McMillen and Byron finish with least favorable districts in remapping

October 23, 1991|By Tom Bowman | Tom Bowman,SUN GRAPHICS/ROBERT CRONANSun Staff Correspondent

ANNAPOLIS -- "I'm disappointed."

That was how Representative Tom McMillen summed up congressional redistricting. He had good reason to feel that way.

Mr. McMillen watched as his current congressional district was divided among five other districts. And he ended up being thrown into potentially hostile political turf with another sitting congressman, Representative Wayne T. Gilchrest, R-Md.-1st.

The Crofton Democrat even saw his own town split and given to Representative Steny H. Hoyer, D-Md.-5th. Only one Crofton precinct -- where the congressman calls home -- will go into the McMillen-Gilchrest district.

In the last three statewide elections, most of the voters in the newly created district tended to vote for Republican candidates, according to Jerry Grant, an aide to Mr. McMillen. In the new district, 44.9 percent of voters cast ballots for Democratic candidates. Only the district drawn for Representative Beverly B. Byron, D-Md.-6th., where 44.6 percent voted for Democrats, was more unfavorable for a Democrat.

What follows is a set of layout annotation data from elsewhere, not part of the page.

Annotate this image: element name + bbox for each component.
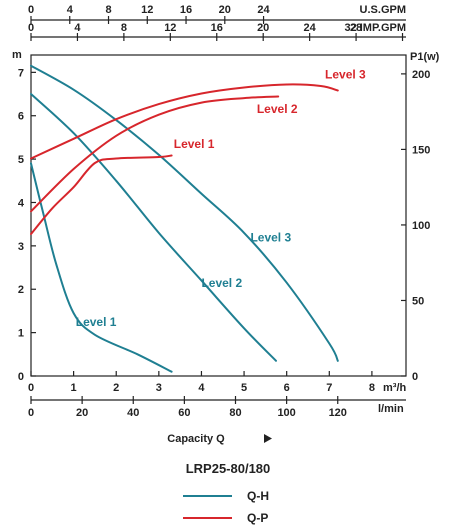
- m3h-tick-label: 0: [28, 382, 34, 394]
- arrow-right-icon: [264, 434, 272, 443]
- impgpm-tick-label: 28: [350, 22, 362, 34]
- legend-label: Q-P: [247, 511, 268, 525]
- lmin-tick-label: 120: [329, 407, 347, 419]
- impgpm-tick-label: 8: [121, 22, 127, 34]
- usgpm-tick-label: 8: [105, 4, 111, 16]
- head-axis: 0 1 2 3 4 5 6 7 m: [12, 49, 36, 383]
- m3h-tick-label: 3: [156, 382, 162, 394]
- legend-label: Q-H: [247, 489, 269, 503]
- lmin-unit: l/min: [378, 403, 404, 415]
- power-unit: P1(w): [410, 51, 440, 63]
- plot-frame: [30, 54, 407, 377]
- power-axis: 0 50 100 150 200 P1(w): [401, 51, 440, 383]
- qh-curve-level-1: [30, 162, 173, 373]
- lmin-tick-label: 20: [76, 407, 88, 419]
- qp-curve-level-3: [30, 83, 339, 160]
- lmin-axis: 0 20 40 60 80 100 120 l/min: [28, 396, 406, 419]
- curve-labels: Level 1 Level 2 Level 3 Level 1 Level 2 Level…: [76, 67, 366, 329]
- power-tick-label: 100: [412, 220, 430, 232]
- qh-label-level-2: Level 2: [201, 276, 242, 290]
- lmin-tick-label: 60: [178, 407, 190, 419]
- usgpm-tick-label: 20: [219, 4, 231, 16]
- usgpm-tick-label: 16: [180, 4, 192, 16]
- lmin-tick-label: 40: [127, 407, 139, 419]
- legend: Q-H Q-P: [183, 489, 269, 525]
- qp-curve-level-1: [30, 154, 173, 235]
- qp-label-level-3: Level 3: [325, 67, 366, 81]
- head-tick-label: 7: [18, 67, 24, 79]
- usgpm-tick-label: 0: [28, 4, 34, 16]
- qh-curve-level-3: [30, 64, 339, 362]
- qp-label-level-2: Level 2: [257, 102, 298, 116]
- usgpm-unit: U.S.GPM: [360, 4, 406, 16]
- lmin-tick-label: 100: [277, 407, 295, 419]
- power-tick-label: 200: [412, 69, 430, 81]
- m3h-axis: 0 1 2 3 4 5 6 7 8 m³/h: [28, 371, 407, 394]
- head-tick-label: 1: [18, 328, 24, 340]
- impgpm-tick-label: 0: [28, 22, 34, 34]
- qh-curve-level-2: [30, 93, 277, 362]
- impgpm-tick-label: 4: [74, 22, 81, 34]
- impgpm-tick-label: 20: [257, 22, 269, 34]
- curves: [30, 64, 339, 373]
- head-unit: m: [12, 49, 22, 61]
- qh-label-level-1: Level 1: [76, 315, 117, 329]
- usgpm-tick-label: 24: [257, 4, 270, 16]
- power-tick-label: 150: [412, 144, 430, 156]
- impgpm-unit: 32 IMP.GPM: [344, 22, 406, 34]
- m3h-tick-label: 7: [326, 382, 332, 394]
- impgpm-tick-label: 24: [304, 22, 317, 34]
- lmin-tick-label: 0: [28, 407, 34, 419]
- m3h-tick-label: 4: [198, 382, 205, 394]
- m3h-tick-label: 2: [113, 382, 119, 394]
- qp-label-level-1: Level 1: [174, 137, 215, 151]
- head-tick-label: 5: [18, 154, 24, 166]
- head-tick-label: 0: [18, 371, 24, 383]
- head-tick-label: 3: [18, 241, 24, 253]
- m3h-unit: m³/h: [383, 382, 407, 394]
- impgpm-tick-label: 12: [164, 22, 176, 34]
- chart-title: LRP25-80/180: [186, 461, 271, 476]
- power-tick-label: 50: [412, 295, 424, 307]
- m3h-tick-label: 5: [241, 382, 247, 394]
- usgpm-tick-label: 12: [141, 4, 153, 16]
- m3h-tick-label: 1: [71, 382, 77, 394]
- m3h-tick-label: 8: [369, 382, 375, 394]
- power-tick-label: 0: [412, 371, 418, 383]
- head-tick-label: 2: [18, 284, 24, 296]
- usgpm-tick-label: 4: [67, 4, 74, 16]
- qh-label-level-3: Level 3: [250, 231, 291, 245]
- head-tick-label: 4: [18, 197, 25, 209]
- m3h-tick-label: 6: [284, 382, 290, 394]
- impgpm-tick-label: 16: [211, 22, 223, 34]
- usgpm-axis: 0 4 8 12 16 20 24 U.S.GPM: [28, 4, 406, 24]
- head-tick-label: 6: [18, 111, 24, 123]
- qp-curve-level-2: [30, 95, 280, 213]
- x-axis-label: Capacity Q: [167, 433, 225, 445]
- lmin-tick-label: 80: [229, 407, 241, 419]
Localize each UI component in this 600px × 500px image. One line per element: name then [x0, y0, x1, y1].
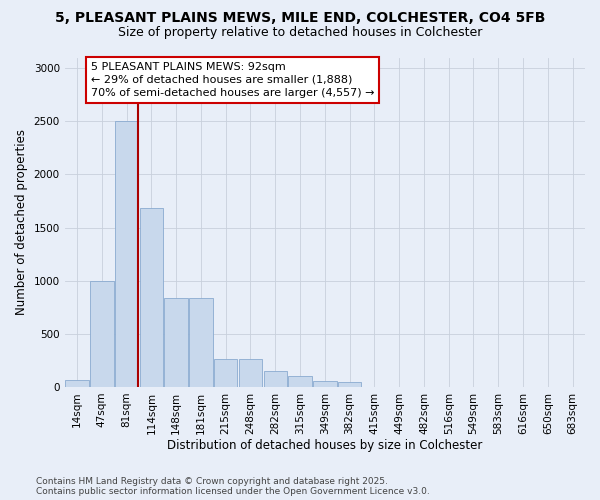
X-axis label: Distribution of detached houses by size in Colchester: Distribution of detached houses by size … [167, 440, 482, 452]
Bar [164, 298, 188, 387]
Text: Size of property relative to detached houses in Colchester: Size of property relative to detached ho… [118, 26, 482, 39]
Bar [140, 208, 163, 387]
Bar [239, 359, 262, 387]
Text: 5, PLEASANT PLAINS MEWS, MILE END, COLCHESTER, CO4 5FB: 5, PLEASANT PLAINS MEWS, MILE END, COLCH… [55, 11, 545, 25]
Bar [263, 371, 287, 387]
Y-axis label: Number of detached properties: Number of detached properties [15, 129, 28, 315]
Bar [214, 359, 238, 387]
Bar [90, 280, 113, 387]
Bar [115, 122, 139, 387]
Bar [288, 376, 312, 387]
Text: 5 PLEASANT PLAINS MEWS: 92sqm
← 29% of detached houses are smaller (1,888)
70% o: 5 PLEASANT PLAINS MEWS: 92sqm ← 29% of d… [91, 62, 374, 98]
Text: Contains HM Land Registry data © Crown copyright and database right 2025.
Contai: Contains HM Land Registry data © Crown c… [36, 476, 430, 496]
Bar [313, 380, 337, 387]
Bar [189, 298, 213, 387]
Bar [338, 382, 361, 387]
Bar [65, 380, 89, 387]
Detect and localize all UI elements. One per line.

By contrast, in the districts for Mr. Hoyer and Representative Benjamin L. Cardin, D-Md.-3rd, Democrats won 56.3 percent and 60.1 percent of the vote, respectively.

"The process was designed more for political protection than what's good for the state," said Mr. McMillen, who also strived for political protection but lost out. "The voters of Maryland will decide next year who they want to represent them."

VTC Senate President Thomas V. Mike Miller Jr., D-Prince George's, who wanted to help fellow Democrat McMillen, was outmatched by Gov. William Donald Schaefer and House Speaker R. Clayton Mitchell Jr., Democrats who had priorities that did not include Mr. McMillen. The governor wanted to preserve Republican Representative Helen Delich Bentley's 2nd District around the Baltimore port, and the speaker from Kent County did not want any tampering with his native Eastern Shore.

The House of Delegates backed the new redistricting plan yesterday afternoon by a 110 to 22 vote. Governor Schaefer is scheduled to sign it into law today.

Weary and slumped in his chair after the Senate backed the plan late Monday night, Mr. Miller also said he was disappointed. Mr. McMillen would face an "uphill battle" in a race against Mr. Gilchrest, the senator predicted, but could win if he "works hard and campaigns hard."

But the third-term congressman said he is uncertain whether he will run in the district left him or run elsewhere. A congressman is not required to live in the district he represents.

Mr. McMillen said he will travel to parts of his current district -- which, besides Anne Arundel, includes portions of Howard and Prince George's counties -- and "get some feeling from voters" about what he should do. He also plans to visit the Shore and learn its "issues and concerns."

Mr. Gilchrest, meanwhile, has no doubt he will run for the congressional seat in the newly drawn 1st District.

"We'll go over [to the Western Shore] and start campaigning," the freshman Republican said. But he said congressional business will keep him in his current district or Washington until Christmas.

"I understand that people need to see who I am," said the congressman.

Although the redistricting plan passed by a wide margin, it drew opposition from Anne Arundel County lawmakers, irritated that their county was cut four ways.

But the plan also was opposed by some Montgomery and Prince George's County lawmakers -- both black and white -- over the creation of a majority-black district that straddles the counties.

Maryland's new congressional districts

Here is the congressional map approved yesterday by the Maryland General Assembly. State map-makers could not provide the street boundaries of each district yesterday.

The state legislature redraws congressional districts every 10 years to reflect population changes reported by the census.

The large increase in black population in the Washington suburbs during the 1980's convinced state lawmakers that they would have to create a majority-black district (District 4) to conform with the federal Voting Rights Act. That law prohibits the dilution of minority voting strength.

Maryland lawmakers also wanted to forge a "safe seat" (District 5) for Representative Steny H. Hoyer, D-Md.-5th, who as a House leader and member of the powerful Appropriations Committee keeps federal dollars streaming to the state.

Since Maryland did not gain enough population to deserve an additional congressional seat, the state continues to have eight members of Congress. With seats set aside for a majority-black district and a Hoyer seat, seven congressmen were left with only six available seats.

Two congressmen -- Representatives Tom McMillen, D-Md.-4th, and Wayne T. Gilchrest, R-Md.-1st -- were therefore chosen to double up in a newly configured District 1 that stretches from Curtis Bay in Baltimore to Ocean City.

To achieve the changes, Anne Arundel County was split among four districts: District 1 and districts represented by Mr. Hoyer and Representatives Benjamin L. Cardin, D-Md.-3rd, and Representative Helen Delich Bentley, R-Md.-2nd.